Individuals are liable for an additional Medicare tax of .9% if the individual’s wages, railroad compensation, or self-employment income (together with that of his or her spouse, if filing a joint return) exceed certain threshold amounts for the individual’s filing status. For information on threshold amounts and more visit:

Medicare Part B (Supplemental Medical Insurance – SMI) is financed through a monthly premium the Medicare beneficiary pays, which covers about 25% of the cost, as well as through federal general revenues.

The HI and SMI trust funds are overseen by a board of trustees that make annual reports to Congress.


Employers and unions may offer creditable Part D coverage (coverage as good as, or better than, Medicare Part D) to their Medicare-eligible employees and retirees through their own plans. These plans are only available to eligible employees and retirees and are not open to the public. Employer-sponsored Part D plans must follow all the same rules as commercial Part D plans, and members of these plans have the same rights as members of commercial plans.

Summary of Medicare

Medicare is an insurance-based government health benefit for Medicare for those who are aged, disabled and those with end stage renal disease who are “insured” under the Social Security system, and certain dependents. See below, Qualifying for Medicare for who is eligible for the Medicare program.

Medicare is comprised of three parts: Part A, Part B and Part D. Part A is Medicare’s hospital insurance and Part B is Medicare’s supplemental medical insurance. Medicare beneficiaries can access Medicare benefits either through Original Medicare or managed care plans.

Medicare Part C is Medicare Advantage, which is the managed care option for Medicare beneficiaries. Medicare beneficiaries may enroll in a managed care plan to access Medicare benefits. For information about enrolling into a managed care plan and how Medicare beneficiaries access services when a member of a managed care plan, see below, Managed Care: Medicare Advantage Plans.

Part D is Medicare’s prescription drug benefit which is a voluntary benefit that provides insurance coverage for prescription drugs for Medicare beneficiaries. Medicare beneficiaries access Part D by either enrolling in a stand-alone prescription drug plan (PDP), which offers drug-only coverage for beneficiaries who choose to receive all other Medicare benefits from Original Medicare, or by enrolling in a Medicare Advantage prescription drug plan (MA-PD) that covers all Medicare benefits, including prescription drug coverage, through a managed care plan.

Eligible individuals apply for Medicare during specifically designated enrollment periods; see below, Enrolling in Medicare.

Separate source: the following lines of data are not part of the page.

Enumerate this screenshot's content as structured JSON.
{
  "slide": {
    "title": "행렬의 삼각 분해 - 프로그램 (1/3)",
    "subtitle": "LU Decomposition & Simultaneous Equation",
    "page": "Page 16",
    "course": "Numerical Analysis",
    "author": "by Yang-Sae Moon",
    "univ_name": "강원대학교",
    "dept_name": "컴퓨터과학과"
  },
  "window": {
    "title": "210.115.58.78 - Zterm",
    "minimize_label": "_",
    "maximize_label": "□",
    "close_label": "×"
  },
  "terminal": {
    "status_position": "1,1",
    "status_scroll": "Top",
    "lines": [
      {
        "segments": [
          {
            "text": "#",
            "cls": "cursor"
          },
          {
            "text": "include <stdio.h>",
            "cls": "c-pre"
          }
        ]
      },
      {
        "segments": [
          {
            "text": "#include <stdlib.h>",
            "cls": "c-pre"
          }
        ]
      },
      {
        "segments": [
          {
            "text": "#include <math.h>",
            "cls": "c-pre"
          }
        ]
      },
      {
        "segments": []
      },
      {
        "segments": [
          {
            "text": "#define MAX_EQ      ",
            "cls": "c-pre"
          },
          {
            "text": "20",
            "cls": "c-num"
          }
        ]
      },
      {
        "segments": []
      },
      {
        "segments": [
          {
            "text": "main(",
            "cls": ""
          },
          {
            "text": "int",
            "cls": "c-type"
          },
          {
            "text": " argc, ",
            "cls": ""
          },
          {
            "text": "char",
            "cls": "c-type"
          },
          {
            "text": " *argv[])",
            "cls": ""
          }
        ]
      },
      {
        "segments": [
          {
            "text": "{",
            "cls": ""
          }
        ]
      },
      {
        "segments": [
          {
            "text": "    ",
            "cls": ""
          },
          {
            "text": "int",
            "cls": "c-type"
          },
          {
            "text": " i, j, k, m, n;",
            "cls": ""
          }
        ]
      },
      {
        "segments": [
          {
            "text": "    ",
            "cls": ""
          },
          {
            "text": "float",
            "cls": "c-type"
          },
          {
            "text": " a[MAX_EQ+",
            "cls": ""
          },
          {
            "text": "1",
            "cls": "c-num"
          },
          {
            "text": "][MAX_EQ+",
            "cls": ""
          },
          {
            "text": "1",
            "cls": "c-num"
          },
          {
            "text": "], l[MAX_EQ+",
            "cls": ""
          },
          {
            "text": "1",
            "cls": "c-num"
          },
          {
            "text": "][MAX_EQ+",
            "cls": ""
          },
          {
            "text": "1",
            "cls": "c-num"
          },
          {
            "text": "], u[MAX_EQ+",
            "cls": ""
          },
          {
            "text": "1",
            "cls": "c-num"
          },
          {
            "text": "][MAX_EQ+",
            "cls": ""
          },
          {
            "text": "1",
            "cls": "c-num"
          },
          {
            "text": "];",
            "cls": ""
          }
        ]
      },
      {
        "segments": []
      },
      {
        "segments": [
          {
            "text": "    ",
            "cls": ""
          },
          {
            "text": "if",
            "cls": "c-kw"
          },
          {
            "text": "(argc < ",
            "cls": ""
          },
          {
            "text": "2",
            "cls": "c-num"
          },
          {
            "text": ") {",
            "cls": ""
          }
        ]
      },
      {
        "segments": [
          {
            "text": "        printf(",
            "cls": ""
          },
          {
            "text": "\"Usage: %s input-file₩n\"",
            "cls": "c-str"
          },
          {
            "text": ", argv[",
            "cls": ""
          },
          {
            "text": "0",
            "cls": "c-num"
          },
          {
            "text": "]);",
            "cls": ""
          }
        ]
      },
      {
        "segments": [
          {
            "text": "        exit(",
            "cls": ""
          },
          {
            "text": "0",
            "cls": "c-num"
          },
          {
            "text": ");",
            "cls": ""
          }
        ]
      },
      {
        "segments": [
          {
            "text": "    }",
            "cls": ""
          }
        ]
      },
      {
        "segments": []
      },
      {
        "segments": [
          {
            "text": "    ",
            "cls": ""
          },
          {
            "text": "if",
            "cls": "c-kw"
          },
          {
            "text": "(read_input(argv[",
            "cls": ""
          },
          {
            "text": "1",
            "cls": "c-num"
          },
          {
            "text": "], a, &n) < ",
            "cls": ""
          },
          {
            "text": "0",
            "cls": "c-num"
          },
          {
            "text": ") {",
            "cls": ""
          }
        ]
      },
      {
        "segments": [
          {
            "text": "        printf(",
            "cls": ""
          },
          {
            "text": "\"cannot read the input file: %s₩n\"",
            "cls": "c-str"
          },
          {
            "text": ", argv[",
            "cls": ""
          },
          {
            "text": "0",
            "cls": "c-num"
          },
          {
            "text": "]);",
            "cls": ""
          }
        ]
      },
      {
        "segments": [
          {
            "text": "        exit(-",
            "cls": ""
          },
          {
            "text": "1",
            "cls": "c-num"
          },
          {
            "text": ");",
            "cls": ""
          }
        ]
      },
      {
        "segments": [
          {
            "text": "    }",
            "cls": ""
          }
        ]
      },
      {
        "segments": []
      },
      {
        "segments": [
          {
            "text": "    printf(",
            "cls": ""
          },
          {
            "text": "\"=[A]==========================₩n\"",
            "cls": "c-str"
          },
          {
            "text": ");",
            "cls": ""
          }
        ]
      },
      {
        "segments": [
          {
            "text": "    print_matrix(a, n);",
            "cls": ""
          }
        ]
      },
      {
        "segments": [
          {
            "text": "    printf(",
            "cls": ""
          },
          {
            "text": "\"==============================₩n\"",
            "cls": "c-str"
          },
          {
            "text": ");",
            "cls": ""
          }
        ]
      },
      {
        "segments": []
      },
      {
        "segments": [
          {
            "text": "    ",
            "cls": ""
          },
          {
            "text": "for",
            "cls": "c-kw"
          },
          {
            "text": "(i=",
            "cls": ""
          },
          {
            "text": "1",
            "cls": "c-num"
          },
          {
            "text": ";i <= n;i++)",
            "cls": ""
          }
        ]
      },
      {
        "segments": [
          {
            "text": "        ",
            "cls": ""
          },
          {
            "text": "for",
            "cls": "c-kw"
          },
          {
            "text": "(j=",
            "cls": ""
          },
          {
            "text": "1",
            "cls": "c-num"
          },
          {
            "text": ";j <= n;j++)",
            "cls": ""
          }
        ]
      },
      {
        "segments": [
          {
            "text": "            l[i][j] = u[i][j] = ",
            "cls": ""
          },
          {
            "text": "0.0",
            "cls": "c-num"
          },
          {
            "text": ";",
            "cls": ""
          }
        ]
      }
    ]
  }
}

Cost Sharing Savings for Medicare Beneficiaries


Under Original Medicare there are cost sharing expenses that the beneficiary is responsible for. These include deductibles, co-insurance, and co-payments. There is no yearly limit for what the beneficiary can pay out-of-pocket. The Centers for Medicare & Medicaid Services (CMS) contracts with private insurance organizations to process Medicare claims and payments for both Part A and Part B. For information about Original Medicare, see below, Original Medicare: Cost Sharing and Claims Processing.


There are two Medicare Savings Programs: the Qualified Medicare Beneficiary (QMB) and the Qualified Individual (QI). These programs assist Medicare beneficiaries with paying for the Medicare Part B premium. The QMB program also assists with paying Medicare’s deductible and co-insurance charges. Refer to Health Programs, Medicare – Programs to Assist with Cost Sharing, Medicare Savings Program – QMB and QI, for additional information.